Ele diz que não vê a perda de grau de investimento como "uma conclusão precipitada". Mas (acredita que) "a probabilidade (da revisão para baixo) está crescendo e nós esperamos contínua pressão descendente da classificação de todas as principais agências de classificação, entre o final do ano de 2015 e primeiro trimestre em 2016".
Os analistas estão agora à espera da resposta de seus pares da S & P, Moody e Fitch. A classificação de Moody para o Brasil é Baa2, dois níveis acima de especulativo - junk, e Fitch tem o país em uma classificação BBB, equivalente. Fitch reduziu sua previsão de "estável" para "negativo" este ano e os economistas esperam que uma delas ou ambas em breve rebaixarão o Brasil um ponto para um degrau acima do status especulativo - junk, mantendo uma perspectiva negativa. Uma pesquisa recente da Reuters com 28 players do mercado na última terça-feira mostrou que a maioria acreditava que pelo menos uma agência de rating rebaixaria o Brasil para grau especulativo até o final do próximo ano.

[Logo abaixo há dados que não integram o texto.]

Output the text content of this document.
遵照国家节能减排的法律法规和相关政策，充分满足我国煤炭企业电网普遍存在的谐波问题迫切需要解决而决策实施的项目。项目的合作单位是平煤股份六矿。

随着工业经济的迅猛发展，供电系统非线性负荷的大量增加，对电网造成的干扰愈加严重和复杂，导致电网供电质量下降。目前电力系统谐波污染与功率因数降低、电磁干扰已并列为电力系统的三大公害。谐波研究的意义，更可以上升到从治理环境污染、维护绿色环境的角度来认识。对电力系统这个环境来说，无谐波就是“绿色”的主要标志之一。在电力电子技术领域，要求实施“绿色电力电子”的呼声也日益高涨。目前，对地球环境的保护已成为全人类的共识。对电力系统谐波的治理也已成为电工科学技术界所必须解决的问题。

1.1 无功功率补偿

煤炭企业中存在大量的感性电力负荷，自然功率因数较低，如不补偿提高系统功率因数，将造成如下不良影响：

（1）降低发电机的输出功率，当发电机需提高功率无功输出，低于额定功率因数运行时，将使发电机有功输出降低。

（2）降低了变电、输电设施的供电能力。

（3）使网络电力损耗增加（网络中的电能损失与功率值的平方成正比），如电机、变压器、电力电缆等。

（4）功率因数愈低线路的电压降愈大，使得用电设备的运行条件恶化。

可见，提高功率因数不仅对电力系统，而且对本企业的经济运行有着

A perda de grau de investimento forçaria a saída de ativos brasileiros por parte de um grande número de gestores de fundos de longo prazo que não são capazes de investir em títulos com classificação especulativa, diz Marcos Casarin de Oxford Economics, em Londres.
Sob este cenário, a moeda do país enfraqueceria rapidamente em relação ao dólar, talvez indo em direção à marca de R$ 4,00. No lado positivo, o sentimento de crise criado por este cenário surpreenderia os políticos forçando-os finalmente a agir para conter o défice orçamental e a considerar as reformas econômicas para restabelecer o crescimento.
"Este ano foi um ano de choque de realidade para o Brasil, mas eu ainda acho que 2016 será pior. Se o ajuste não vir este ano, ele virá no próximo ano ", diz ele. No entanto, ainda há um homem que está entre o Brasil e um possível rebaixamento: Joaquim Levy. Na terça-feira ele aparentava estar como sempre centrado e calmo, recusando-se a encarar o desafio pelo lado modo negativo, apesar da situação parecer cada vez mais desesperada para muitos dos seus antigos colegas dos mercados.
"O governo brasileiro reafirma seu compromisso de consolidação fiscal", disse uma nota do ministério da Fazenda.